Play allows us to try out our our strengths and our weaknesses, in low-stakes settings. Play is where we learn to dream, to wonder, and to question reality. Play is where we practice telling, hearing, and getting caught up in Stories. Play is where we learn to create and respond with our bodies through music and dance. Play is where we learn to use and grow our imagination.
And for those of us who are Christians, and affirm that Jesus is God revealed to us, then we understand Play to be a part of the very nature of God. If we have in our minds a humorless, Vulcan-esque image of Christ, we didn’t get it from Scripture. Even in the small snippets of Jesus’ life depicted in the Bible, we find that our God has sharp sense of humor, a lively imagination and a penchant for creative storytelling.
We serve a God that enjoys word play and told humorous stories about a person who tried to take a speck out of a friend’s eye while a giant log was sticking out of his own. We serve a God that could look at nobody, a screw up, or a terrorist, and imagine the world-changing person they could become. We serve a God that knew when he needed to rest and when he needed some time alone with nature. We serve a God with a self-deprecating sense of humor that led him to lead a Royal parade on a donkey rather than the traditional horse in order to make a point. We serve a God that created the Blob Fish and the duck-billed platypus.
And if play is part of the very character of God, perhaps as God-seekers we need elevate the role of play in our lives individually in our faith communities.
This means we must MAKE space for play to happen. We are no longer children, who will naturally play given the smallest amount of time. Instead of the adult method of rushing through mundane tasks, children naturally transform ordinary moments into opportunities for exploration, wonder and play. My 4-year-old son cannot walk by a drawer or a cabinet without opening it to see what’s inside. He slithers like a snake down the hallway to retrieve his jacket. He plays with every toy as he puts it away. It. Is. Maddening. And yet it’s inspiring.
So many of us adults have had play conditioned out of us, however. We no longer see the world as full of wonder and possibility, but as a problem to be fixed. So we get from Point A to Point B in straight lines, our minds already thinking about the next task. When we do have little bits of time we choose distraction, not imagination. So it’s precisely because play is no longer as instinctual to us as pulling out our phones that we must purposefully make space for it in our lives. And we need to do it especially when we feel like we don’t want to, when we couldn’t possibly find the time, when there are lots and lots of important things to be done. It is at these times that we need to play the most.

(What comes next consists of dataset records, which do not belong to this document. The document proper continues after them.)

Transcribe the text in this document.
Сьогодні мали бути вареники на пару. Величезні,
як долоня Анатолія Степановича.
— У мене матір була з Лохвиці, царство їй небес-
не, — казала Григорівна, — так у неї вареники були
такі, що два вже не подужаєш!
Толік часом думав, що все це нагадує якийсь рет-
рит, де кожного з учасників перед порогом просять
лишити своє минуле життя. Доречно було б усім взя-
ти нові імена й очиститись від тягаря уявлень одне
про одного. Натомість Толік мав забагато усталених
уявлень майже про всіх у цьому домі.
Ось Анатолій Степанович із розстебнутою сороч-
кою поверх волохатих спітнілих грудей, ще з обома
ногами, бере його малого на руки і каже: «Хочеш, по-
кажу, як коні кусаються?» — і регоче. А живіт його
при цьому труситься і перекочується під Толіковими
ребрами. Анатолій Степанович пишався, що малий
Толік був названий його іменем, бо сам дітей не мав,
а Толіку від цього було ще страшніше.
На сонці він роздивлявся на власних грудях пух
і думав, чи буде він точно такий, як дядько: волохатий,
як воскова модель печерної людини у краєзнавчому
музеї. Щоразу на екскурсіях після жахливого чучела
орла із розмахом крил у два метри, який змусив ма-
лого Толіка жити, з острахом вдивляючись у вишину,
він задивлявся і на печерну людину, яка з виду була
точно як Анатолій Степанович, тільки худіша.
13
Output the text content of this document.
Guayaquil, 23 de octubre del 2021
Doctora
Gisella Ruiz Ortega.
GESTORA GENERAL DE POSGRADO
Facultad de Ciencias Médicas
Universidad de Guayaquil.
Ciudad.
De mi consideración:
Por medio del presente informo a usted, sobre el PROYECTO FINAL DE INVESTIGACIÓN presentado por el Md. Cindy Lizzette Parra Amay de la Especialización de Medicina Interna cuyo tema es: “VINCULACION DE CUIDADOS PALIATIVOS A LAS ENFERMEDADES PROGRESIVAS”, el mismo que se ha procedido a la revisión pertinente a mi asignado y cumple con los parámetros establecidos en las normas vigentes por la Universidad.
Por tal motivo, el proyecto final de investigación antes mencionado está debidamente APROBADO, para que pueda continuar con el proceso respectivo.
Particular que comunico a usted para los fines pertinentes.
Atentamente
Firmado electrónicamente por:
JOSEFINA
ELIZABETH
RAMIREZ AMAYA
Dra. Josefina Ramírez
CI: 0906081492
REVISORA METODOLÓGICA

Because if we have lost the ability to play, we have lost the ability to imagine. And if we can no longer imagine, then what are we doing here? What are we doing when we come together in our faith communities? We might be upholding tradition. We might be passing along knowledge or rules. We might be enjoying each other’s company. But we are certainly not on a journey of faith. We are definitely not participating in the Kingdom of God. Because to believe that Love and Grace can change the world is to imagine what such a world would look like, what people transformed by God would look like, and to have the playful, imaginative faith that this could be so.